業界として考えるべき介護職員の腰痛対策

業界として考えるべき介護職員の腰痛対策

介護職は肉体を酷使する職業です。建築業や農業などと同じように、体を使って仕事をします。要介護者の入浴や排泄の介助、身の回りの世話など、担当する要介護者が多ければ多いほど、体を使って仕事します。

このため、腰痛を患っている人が多く、それが原因で退職を余儀なくされる人も少なくありません。

厚生労働省が行った調査では、2011年の社会福祉施設における休業を伴う腰痛の八千件数は、なんと1002件にも上るそうです。これは10年間で2.5倍以上になっている数字で、いかにたくさんの介護従事者が腰痛に悩まされていることがわかります。

この状態を受けて、厚生労働省は2013年の6月に「職場での腰痛予防対策指針」を約20年ぶりに改定しました。

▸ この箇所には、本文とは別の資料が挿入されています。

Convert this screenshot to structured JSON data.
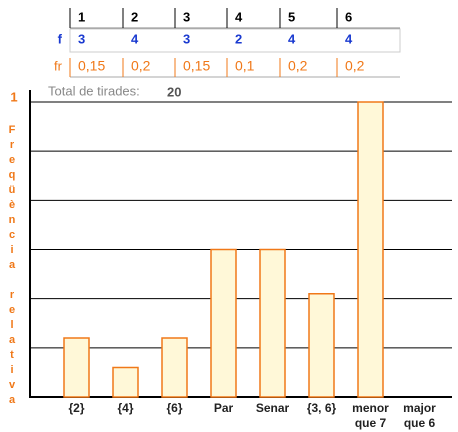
{
  "table": {
    "header": [
      1,
      2,
      3,
      4,
      5,
      6
    ],
    "rows": [
      {
        "label": "f",
        "values": [
          3,
          4,
          3,
          2,
          4,
          4
        ]
      },
      {
        "label": "fr",
        "values": [
          "0,15",
          "0,2",
          "0,15",
          "0,1",
          "0,2",
          "0,2"
        ]
      }
    ]
  },
  "total": {
    "label": "Total de tirades:",
    "value": 20
  },
  "chart_data": {
    "type": "bar",
    "ylabel": "Freqüència relativa",
    "categories": [
      "{2}",
      "{4}",
      "{6}",
      "Par",
      "Senar",
      "{3, 6}",
      "menor que 7",
      "major que 6"
    ],
    "values": [
      0.2,
      0.1,
      0.2,
      0.5,
      0.5,
      0.35,
      1,
      0
    ],
    "color": "#f07818",
    "fill": "#fff8d8",
    "ylim": [
      0,
      1
    ],
    "yticks": [
      1
    ],
    "grid": [
      0.1667,
      0.3333,
      0.5,
      0.6667,
      0.8333,
      1
    ]
  }
}
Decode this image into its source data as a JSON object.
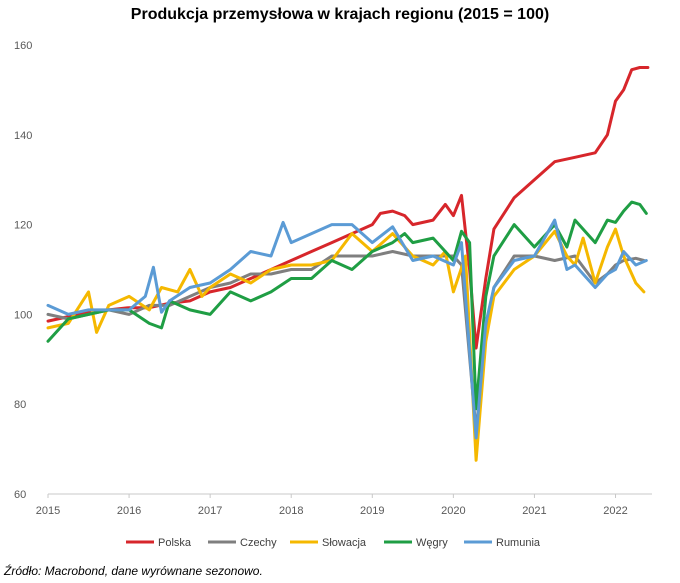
{
  "chart_data": {
    "type": "line",
    "title": "Produkcja przemysłowa w krajach regionu (2015 = 100)",
    "xlabel": "",
    "ylabel": "",
    "ylim": [
      60,
      160
    ],
    "yticks": [
      "60",
      "80",
      "100",
      "120",
      "140",
      "160"
    ],
    "xticks": [
      "2015",
      "2016",
      "2017",
      "2018",
      "2019",
      "2020",
      "2021",
      "2022"
    ],
    "grid": false,
    "legend_position": "bottom",
    "series": [
      {
        "name": "Polska",
        "color": "#d7262b",
        "points": [
          [
            2015.0,
            98.5
          ],
          [
            2015.25,
            99.5
          ],
          [
            2015.5,
            100.5
          ],
          [
            2015.75,
            101.0
          ],
          [
            2016.0,
            101.5
          ],
          [
            2016.25,
            101.5
          ],
          [
            2016.5,
            102.5
          ],
          [
            2016.75,
            103.0
          ],
          [
            2017.0,
            105.0
          ],
          [
            2017.25,
            106.0
          ],
          [
            2017.5,
            108.0
          ],
          [
            2017.75,
            110.0
          ],
          [
            2018.0,
            112.0
          ],
          [
            2018.25,
            114.0
          ],
          [
            2018.5,
            116.0
          ],
          [
            2018.75,
            118.0
          ],
          [
            2019.0,
            120.0
          ],
          [
            2019.1,
            122.5
          ],
          [
            2019.25,
            123.0
          ],
          [
            2019.4,
            122.0
          ],
          [
            2019.5,
            120.0
          ],
          [
            2019.75,
            121.0
          ],
          [
            2019.9,
            124.5
          ],
          [
            2020.0,
            122.0
          ],
          [
            2020.1,
            126.5
          ],
          [
            2020.2,
            110.0
          ],
          [
            2020.28,
            92.5
          ],
          [
            2020.4,
            108.0
          ],
          [
            2020.5,
            119.0
          ],
          [
            2020.75,
            126.0
          ],
          [
            2021.0,
            130.0
          ],
          [
            2021.25,
            134.0
          ],
          [
            2021.5,
            135.0
          ],
          [
            2021.75,
            136.0
          ],
          [
            2021.9,
            140.0
          ],
          [
            2022.0,
            147.5
          ],
          [
            2022.1,
            150.0
          ],
          [
            2022.2,
            154.5
          ],
          [
            2022.3,
            155.0
          ],
          [
            2022.4,
            155.0
          ]
        ]
      },
      {
        "name": "Czechy",
        "color": "#7f7f7f",
        "points": [
          [
            2015.0,
            100.0
          ],
          [
            2015.25,
            99.0
          ],
          [
            2015.5,
            100.0
          ],
          [
            2015.75,
            101.0
          ],
          [
            2016.0,
            100.0
          ],
          [
            2016.25,
            102.0
          ],
          [
            2016.5,
            102.0
          ],
          [
            2016.75,
            104.0
          ],
          [
            2017.0,
            106.0
          ],
          [
            2017.25,
            107.0
          ],
          [
            2017.5,
            109.0
          ],
          [
            2017.75,
            109.0
          ],
          [
            2018.0,
            110.0
          ],
          [
            2018.25,
            110.0
          ],
          [
            2018.5,
            113.0
          ],
          [
            2018.75,
            113.0
          ],
          [
            2019.0,
            113.0
          ],
          [
            2019.25,
            114.0
          ],
          [
            2019.5,
            113.0
          ],
          [
            2019.75,
            113.0
          ],
          [
            2020.0,
            113.0
          ],
          [
            2020.1,
            111.0
          ],
          [
            2020.28,
            74.0
          ],
          [
            2020.4,
            96.0
          ],
          [
            2020.5,
            106.0
          ],
          [
            2020.75,
            113.0
          ],
          [
            2021.0,
            113.0
          ],
          [
            2021.25,
            112.0
          ],
          [
            2021.5,
            113.0
          ],
          [
            2021.75,
            107.0
          ],
          [
            2021.9,
            109.0
          ],
          [
            2022.0,
            111.0
          ],
          [
            2022.1,
            112.0
          ],
          [
            2022.25,
            112.5
          ],
          [
            2022.35,
            112.0
          ]
        ]
      },
      {
        "name": "Słowacja",
        "color": "#f5b800",
        "points": [
          [
            2015.0,
            97.0
          ],
          [
            2015.25,
            98.0
          ],
          [
            2015.5,
            105.0
          ],
          [
            2015.6,
            96.0
          ],
          [
            2015.75,
            102.0
          ],
          [
            2016.0,
            104.0
          ],
          [
            2016.25,
            101.0
          ],
          [
            2016.4,
            106.0
          ],
          [
            2016.6,
            105.0
          ],
          [
            2016.75,
            110.0
          ],
          [
            2016.9,
            104.0
          ],
          [
            2017.0,
            106.0
          ],
          [
            2017.25,
            109.0
          ],
          [
            2017.5,
            107.0
          ],
          [
            2017.75,
            110.0
          ],
          [
            2018.0,
            111.0
          ],
          [
            2018.25,
            111.0
          ],
          [
            2018.5,
            112.0
          ],
          [
            2018.75,
            118.0
          ],
          [
            2019.0,
            114.0
          ],
          [
            2019.25,
            118.0
          ],
          [
            2019.5,
            113.0
          ],
          [
            2019.75,
            111.0
          ],
          [
            2019.9,
            114.0
          ],
          [
            2020.0,
            105.0
          ],
          [
            2020.15,
            113.0
          ],
          [
            2020.28,
            67.5
          ],
          [
            2020.4,
            94.0
          ],
          [
            2020.5,
            104.0
          ],
          [
            2020.75,
            110.0
          ],
          [
            2021.0,
            113.0
          ],
          [
            2021.25,
            118.5
          ],
          [
            2021.4,
            113.0
          ],
          [
            2021.5,
            111.0
          ],
          [
            2021.6,
            117.0
          ],
          [
            2021.75,
            107.0
          ],
          [
            2021.9,
            115.0
          ],
          [
            2022.0,
            119.0
          ],
          [
            2022.1,
            113.0
          ],
          [
            2022.25,
            107.0
          ],
          [
            2022.35,
            105.0
          ]
        ]
      },
      {
        "name": "Węgry",
        "color": "#1f9e44",
        "points": [
          [
            2015.0,
            94.0
          ],
          [
            2015.25,
            99.0
          ],
          [
            2015.5,
            100.0
          ],
          [
            2015.75,
            101.0
          ],
          [
            2016.0,
            101.0
          ],
          [
            2016.25,
            98.0
          ],
          [
            2016.4,
            97.0
          ],
          [
            2016.5,
            103.0
          ],
          [
            2016.75,
            101.0
          ],
          [
            2017.0,
            100.0
          ],
          [
            2017.25,
            105.0
          ],
          [
            2017.5,
            103.0
          ],
          [
            2017.75,
            105.0
          ],
          [
            2018.0,
            108.0
          ],
          [
            2018.25,
            108.0
          ],
          [
            2018.5,
            112.0
          ],
          [
            2018.75,
            110.0
          ],
          [
            2019.0,
            114.0
          ],
          [
            2019.25,
            116.0
          ],
          [
            2019.4,
            118.0
          ],
          [
            2019.5,
            116.0
          ],
          [
            2019.75,
            117.0
          ],
          [
            2019.9,
            114.0
          ],
          [
            2020.0,
            112.0
          ],
          [
            2020.1,
            118.5
          ],
          [
            2020.2,
            116.0
          ],
          [
            2020.28,
            79.0
          ],
          [
            2020.4,
            104.0
          ],
          [
            2020.5,
            113.0
          ],
          [
            2020.75,
            120.0
          ],
          [
            2021.0,
            115.0
          ],
          [
            2021.25,
            120.0
          ],
          [
            2021.4,
            115.0
          ],
          [
            2021.5,
            121.0
          ],
          [
            2021.75,
            116.0
          ],
          [
            2021.9,
            121.0
          ],
          [
            2022.0,
            120.5
          ],
          [
            2022.1,
            123.0
          ],
          [
            2022.2,
            125.0
          ],
          [
            2022.3,
            124.5
          ],
          [
            2022.38,
            122.5
          ]
        ]
      },
      {
        "name": "Rumunia",
        "color": "#5b9bd5",
        "points": [
          [
            2015.0,
            102.0
          ],
          [
            2015.25,
            100.0
          ],
          [
            2015.5,
            101.0
          ],
          [
            2015.75,
            101.0
          ],
          [
            2016.0,
            101.0
          ],
          [
            2016.2,
            104.0
          ],
          [
            2016.3,
            110.5
          ],
          [
            2016.4,
            100.5
          ],
          [
            2016.5,
            103.0
          ],
          [
            2016.75,
            106.0
          ],
          [
            2017.0,
            107.0
          ],
          [
            2017.25,
            110.0
          ],
          [
            2017.5,
            114.0
          ],
          [
            2017.75,
            113.0
          ],
          [
            2017.9,
            120.5
          ],
          [
            2018.0,
            116.0
          ],
          [
            2018.25,
            118.0
          ],
          [
            2018.5,
            120.0
          ],
          [
            2018.75,
            120.0
          ],
          [
            2019.0,
            116.0
          ],
          [
            2019.25,
            119.5
          ],
          [
            2019.5,
            112.0
          ],
          [
            2019.75,
            113.0
          ],
          [
            2020.0,
            111.0
          ],
          [
            2020.1,
            116.0
          ],
          [
            2020.28,
            72.5
          ],
          [
            2020.4,
            98.0
          ],
          [
            2020.5,
            106.0
          ],
          [
            2020.75,
            112.0
          ],
          [
            2021.0,
            113.0
          ],
          [
            2021.25,
            121.0
          ],
          [
            2021.4,
            110.0
          ],
          [
            2021.5,
            111.0
          ],
          [
            2021.75,
            106.0
          ],
          [
            2021.9,
            109.0
          ],
          [
            2022.0,
            110.0
          ],
          [
            2022.1,
            114.0
          ],
          [
            2022.25,
            111.0
          ],
          [
            2022.38,
            112.0
          ]
        ]
      }
    ]
  },
  "source_note": "Źródło: Macrobond, dane wyrównane sezonowo."
}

そして、福祉用具などを積極的に活用して、腰痛の予防するように働きかけるようにしました。

具体的には、人の力だけで要介護者を持ち上げる動作を原則禁止として、リフトなどの用具を活用するなどのルールが盛り込まれています。

しかし、介護福祉施設では、このような福祉器具が万全に整っているわけではありません。場所によっては準備されていないところもありますし、在宅介護の現場では、どうしても腕力が必要になってしまいます。

このため、介護職員の腰痛を防ぐためには、各職場が一丸となって、そして介護職員同士が協力し合って腰痛の予防を心がけることが大切です。

ポイント1 福祉用具を積極的に導入する、そして活用する

ポイント2 どうしても要介護者を人力で抱え上げなければならない時は、2人で行う

ポイント3 腰痛にならないための動作や姿勢を指導する

ポイント4 万が一腰痛が発生した場合は、無理をしないで申告し、早期に食い止める

このようなことを実践していくことで、介護職員の腰痛の予防していくことは十分に可能です。

もし職場として腰痛対策が行われていない場合は、自らが率先して腰痛対策の大切さを呼びかけていきたいですね。